For more clarity, my data looks like this...
group col_2 col_3 col_4
A p_m 12 21
A q_x 11 21
A i_z 13 22
B q_z 11 24
B p_x 14 25
B i_m 15 26
B q_m 17 28
C p_x 16 29
C i_z 12 23
C q_m 14 23
C q_x 13 25
D p_z 11 25
D i_z 15 26
D q_m 17 28
D q_x 14 29
E p_x 13 30
E i_m 15 26
E q_m 17 28
E p_x 16 29
F i_z 12 23
F q_x 13 25
F p_z 11 25
F i_z 15 26
G q_m 17 28
G q_z 11 24
G p_x 14 25
G i_m 15 26
H q_x 11 21
H i_z 13 22
H q_z 11 24
H p_x 13 30
So my desired result should be something like this ...
group col_2 col_3 col_4
A i_z 13 22
H q_z 11 24
D q_m 17 28
F i_z 15 26
In which the group letter is not repeated, and the value in col_3 is also not repeated.
The above code is correct?
UPDATE: the code is not correct. It does not give unique values for both columns.
The desire output is to obtain a result with unique groups and unique values in the col_3. The unique value of the col_3 should be a unique value no matter the group. So If the code selects
group col_2 col_3 col_4
A i_z 13 22
As its first value then, it cannot select from the H group the value that contains a 13 in col_3.
group col_2 col_3 col_4
A i_z 13 22
H i_z 13 22
Because the value in col_3 should not be repeated, therefore after taking the first value, the code should give me a second, third and fourth value that is a unique group and a unique col_3 value.
Something like this...
group col_2 col_3 col_4
A i_z 13 22
H q_z 11 24
D q_m 17 28
F i_z 15 26
In which the value of the group is not repeated, and the value in the col_3 is also not repeated.

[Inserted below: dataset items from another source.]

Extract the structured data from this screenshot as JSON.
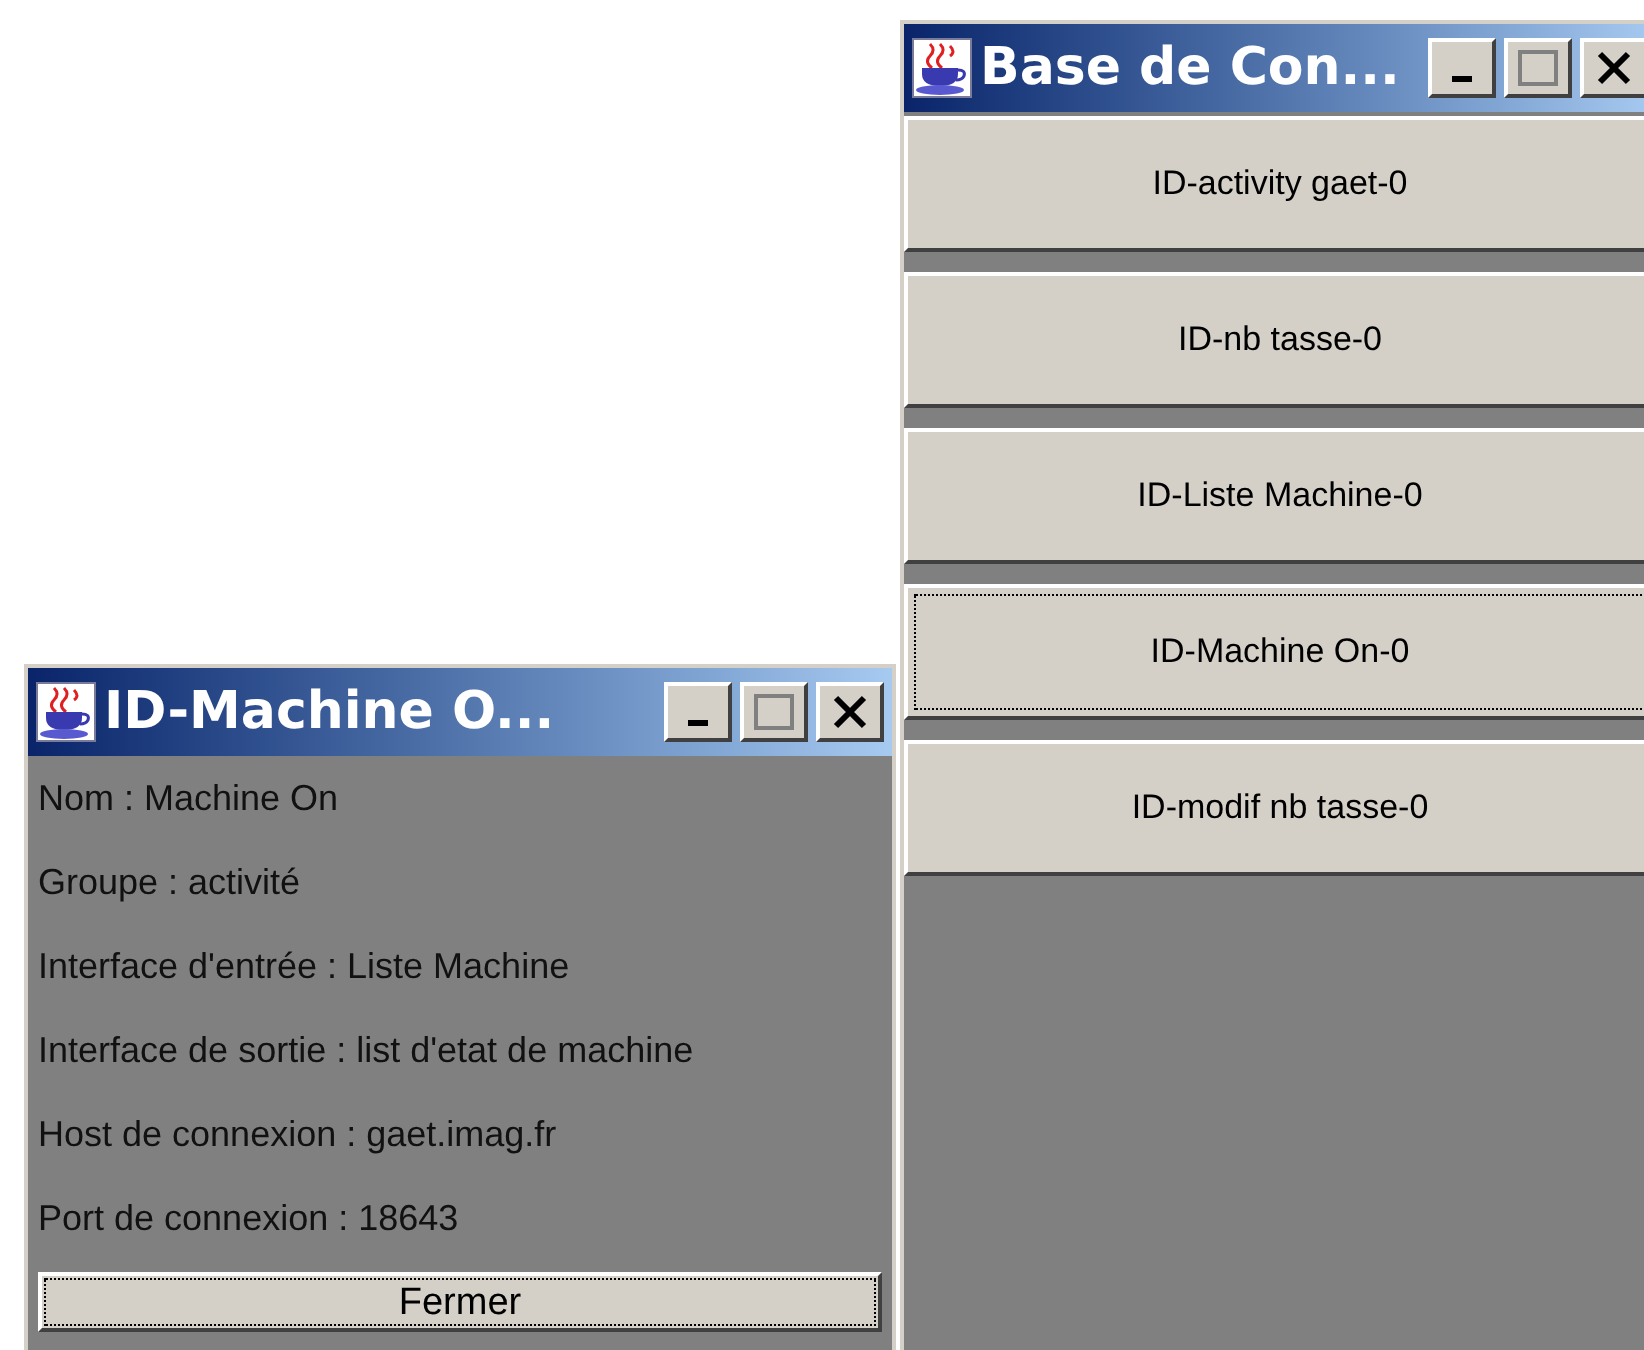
{
  "windows": [
    {
      "title": "Base de Con...",
      "kind": "buttons",
      "buttons": [
        {
          "label": "ID-activity gaet-0",
          "focused": false
        },
        {
          "label": "ID-nb tasse-0",
          "focused": false
        },
        {
          "label": "ID-Liste Machine-0",
          "focused": false
        },
        {
          "label": "ID-Machine On-0",
          "focused": true
        },
        {
          "label": "ID-modif nb tasse-0",
          "focused": false
        }
      ]
    },
    {
      "title": "ID-Machine O...",
      "kind": "details",
      "lines": [
        "Nom : Machine On",
        "Groupe : activité",
        "Interface d'entrée : Liste Machine",
        "Interface de sortie : list d'etat de machine",
        "Host de connexion : gaet.imag.fr",
        "Port de connexion : 18643"
      ],
      "close_button": {
        "label": "Fermer",
        "focused": true
      }
    }
  ]
}
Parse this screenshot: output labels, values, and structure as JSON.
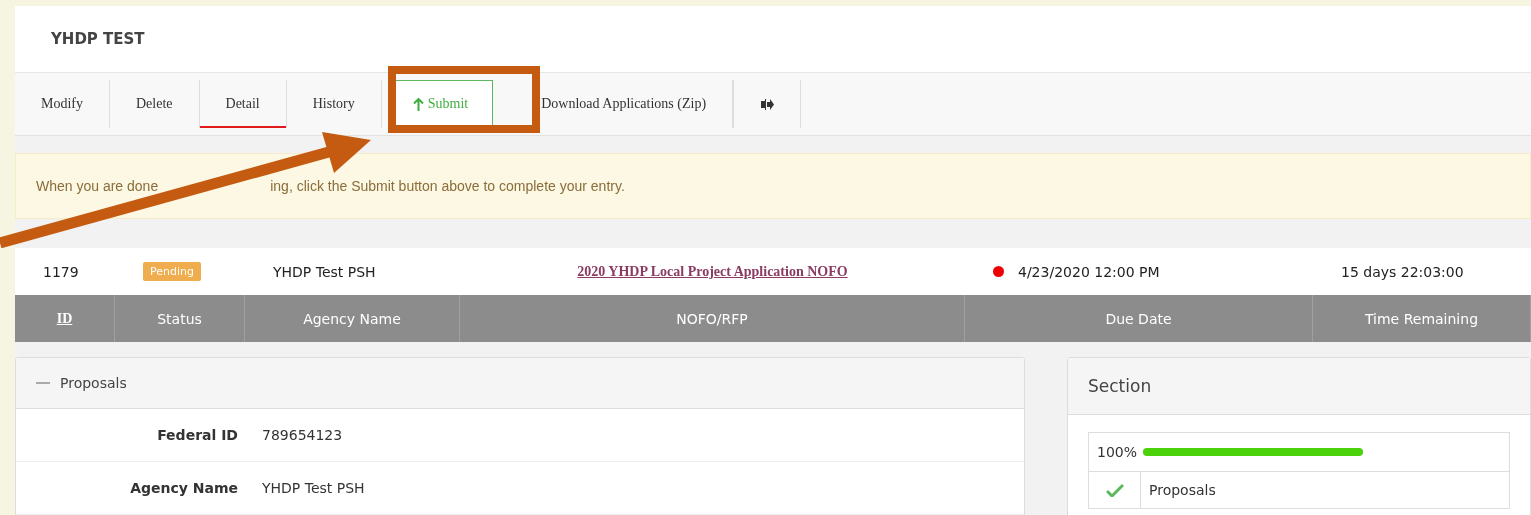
{
  "title": "YHDP TEST",
  "toolbar": [
    {
      "label": "Modify",
      "kind": "tab",
      "selected": false
    },
    {
      "label": "Delete",
      "kind": "tab",
      "selected": false
    },
    {
      "label": "Detail",
      "kind": "tab",
      "selected": true
    },
    {
      "label": "History",
      "kind": "tab",
      "selected": false
    },
    {
      "label": "Submit",
      "kind": "submit",
      "selected": false
    },
    {
      "label": "Download Applications (Zip)",
      "kind": "tab",
      "selected": false
    },
    {
      "kind": "exit"
    }
  ],
  "alert": [
    "When you are done",
    "ing, click the Submit button above to complete your entry."
  ],
  "record": {
    "id": "1179",
    "status": "Pending",
    "agency": "YHDP Test PSH",
    "nofo": "2020 YHDP Local Project Application NOFO",
    "due": "4/23/2020 12:00 PM",
    "remaining": "15 days 22:03:00"
  },
  "columns": [
    "ID",
    "Status",
    "Agency Name",
    "NOFO/RFP",
    "Due Date",
    "Time Remaining"
  ],
  "proposals": {
    "title": "Proposals",
    "expanded": true,
    "fields": [
      {
        "label": "Federal ID",
        "value": "789654123"
      },
      {
        "label": "Agency Name",
        "value": "YHDP Test PSH"
      }
    ]
  },
  "section": {
    "title": "Section",
    "progress": "100%",
    "level": 1,
    "items": [
      {
        "label": "Proposals",
        "checked": true
      }
    ]
  }
}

CodePudding user response:
Here I show a solution.
set.seed(1234)
randmData <- mydata %>%
filter(group %in% sample(unique(group), size = 5)) %>%
group_by(col_3) %>%
slice_sample(n = 1) %>%
ungroup() %>%
group_by(group) %>%
slice_sample(n = 1) %>%
ungroup()
CodePudding user response:
I see that the values of col_3 are not repeated within the groups. Filtering for col_3 and nor for the group may do the trick.